Riding Out the Big One
A structural engineer explains what happens to a wood-frame building in an earthquake and how it can resist collapse.
Synopsis: Earthquakes can quickly reduce wood-framed buildings to rubble. The author explains why, and then suggests ways of making buildings less susceptible to the problem.
The area affected by the Loma Prieta earthquake, which shook up much of the San Francisco Bay Area in October of 1989, included 1,544 California public schools. Only five of them suffered severe damage. No lives were lost, and there were no injuries in these buildings. Most of them were wood-frame construction very similar to that of a typical custom house, and they were either built from scratch or upgraded following the five sacred principles of earthquake-resistive construction.
There’s nothing mysterious about these principles, and I’ll discuss them all in this article. To understand them, you must first visualize clearly how a structure carries the loads imposed on it by an earthquake. To put the principles to use in the real world of construction, you might have to make a few simple but critical modifications to standard building practice.
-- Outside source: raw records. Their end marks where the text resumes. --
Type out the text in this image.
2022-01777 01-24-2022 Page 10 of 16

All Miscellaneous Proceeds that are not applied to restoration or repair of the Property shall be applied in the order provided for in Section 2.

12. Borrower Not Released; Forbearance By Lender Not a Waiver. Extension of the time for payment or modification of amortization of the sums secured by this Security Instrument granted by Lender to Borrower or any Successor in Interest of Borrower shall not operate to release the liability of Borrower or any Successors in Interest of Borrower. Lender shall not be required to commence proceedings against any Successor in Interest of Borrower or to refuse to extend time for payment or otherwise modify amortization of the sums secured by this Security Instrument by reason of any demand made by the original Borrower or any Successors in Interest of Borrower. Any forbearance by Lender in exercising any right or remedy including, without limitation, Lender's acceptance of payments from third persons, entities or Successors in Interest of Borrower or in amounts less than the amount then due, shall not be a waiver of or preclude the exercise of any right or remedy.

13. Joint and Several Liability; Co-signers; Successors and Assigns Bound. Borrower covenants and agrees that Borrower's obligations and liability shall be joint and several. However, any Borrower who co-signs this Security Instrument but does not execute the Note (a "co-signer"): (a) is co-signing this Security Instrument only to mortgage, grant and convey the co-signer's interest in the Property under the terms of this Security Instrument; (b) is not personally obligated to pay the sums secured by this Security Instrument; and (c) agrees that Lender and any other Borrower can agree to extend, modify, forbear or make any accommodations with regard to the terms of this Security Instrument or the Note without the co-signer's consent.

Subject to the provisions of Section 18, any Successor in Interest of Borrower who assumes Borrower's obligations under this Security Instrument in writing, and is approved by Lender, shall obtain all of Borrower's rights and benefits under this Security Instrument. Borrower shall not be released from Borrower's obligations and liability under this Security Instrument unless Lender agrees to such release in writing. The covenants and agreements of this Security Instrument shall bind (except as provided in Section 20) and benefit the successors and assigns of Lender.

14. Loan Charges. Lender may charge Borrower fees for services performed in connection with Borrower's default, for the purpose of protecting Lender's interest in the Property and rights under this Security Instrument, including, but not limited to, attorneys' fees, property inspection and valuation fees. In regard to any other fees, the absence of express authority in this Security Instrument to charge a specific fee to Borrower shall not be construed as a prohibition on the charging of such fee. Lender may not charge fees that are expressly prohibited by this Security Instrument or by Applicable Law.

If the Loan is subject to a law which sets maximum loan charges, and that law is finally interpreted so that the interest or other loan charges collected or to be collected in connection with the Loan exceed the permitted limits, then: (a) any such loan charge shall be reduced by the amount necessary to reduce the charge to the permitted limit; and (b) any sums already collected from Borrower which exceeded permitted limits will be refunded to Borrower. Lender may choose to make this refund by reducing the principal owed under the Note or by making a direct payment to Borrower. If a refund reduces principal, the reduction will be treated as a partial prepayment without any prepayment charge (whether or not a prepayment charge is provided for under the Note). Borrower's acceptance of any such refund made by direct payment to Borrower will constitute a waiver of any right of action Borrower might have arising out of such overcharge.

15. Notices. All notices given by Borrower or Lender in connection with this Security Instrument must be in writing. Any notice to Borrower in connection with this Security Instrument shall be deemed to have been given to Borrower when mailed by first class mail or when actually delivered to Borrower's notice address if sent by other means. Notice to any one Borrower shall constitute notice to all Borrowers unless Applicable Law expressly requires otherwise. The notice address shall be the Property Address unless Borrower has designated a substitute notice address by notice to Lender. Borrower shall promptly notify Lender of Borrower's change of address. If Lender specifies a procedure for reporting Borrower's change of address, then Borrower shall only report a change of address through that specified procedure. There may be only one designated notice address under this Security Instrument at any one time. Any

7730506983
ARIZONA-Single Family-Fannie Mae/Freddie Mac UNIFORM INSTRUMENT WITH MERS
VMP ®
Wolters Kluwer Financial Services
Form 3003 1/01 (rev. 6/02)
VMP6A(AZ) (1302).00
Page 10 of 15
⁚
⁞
Also, you must pay close attention to details, and to get them done right, you’ll probably have to be steadfastly persistent. This is a big topic, so in this article I’m going to talk mostly about new construction. In a subsequent piece we’ll look at retrofitting existing houses to withstand earthquakes.
Some of what follows is subject to continuing debate among structural engineers, and I’ll probably rub some of my colleagues the wrong way. But shall I tell you what I really think, or dose you with bland, safe consensus? I choose the former.
Sudden shock
In an earthquake, the ground moves violently and chaotically, up and down, side to side, twisting and rocking, with all these motions changing very quickly. Anything on the ground, such as a house, will tend to slide and overturn. Various parts will rattle around on their own and maybe come adrift. Things stacked one on another, like bricks on deteriorating mortar, will tend to slide and overturn independently, and framing members, like beams, may come right off their posts, or the posts off their footings. The connecting links — particularly tension and shear-carrying components — are put to the supreme test in an earthquake. If they are incorrectly designed or constructed, they will cause serious trouble. Thus the first principle: Tie it together.
Overlaps and straps
The platform frame holds together better in earthquakes than the balloon frame, in part because a platform frame is tied together by the overlap of the doubletop plates on the walls at every level. But they must be spliced correctly, with minimum 4-ft. overlaps. While the code requires at least two 16d common nails on each end of the splice, I think four 16d nails is a better minimum. If more are needed, the drawings should show them. As you add more nails, follow a nailing pattern like the one shown in the drawing to avoid splitting the wood.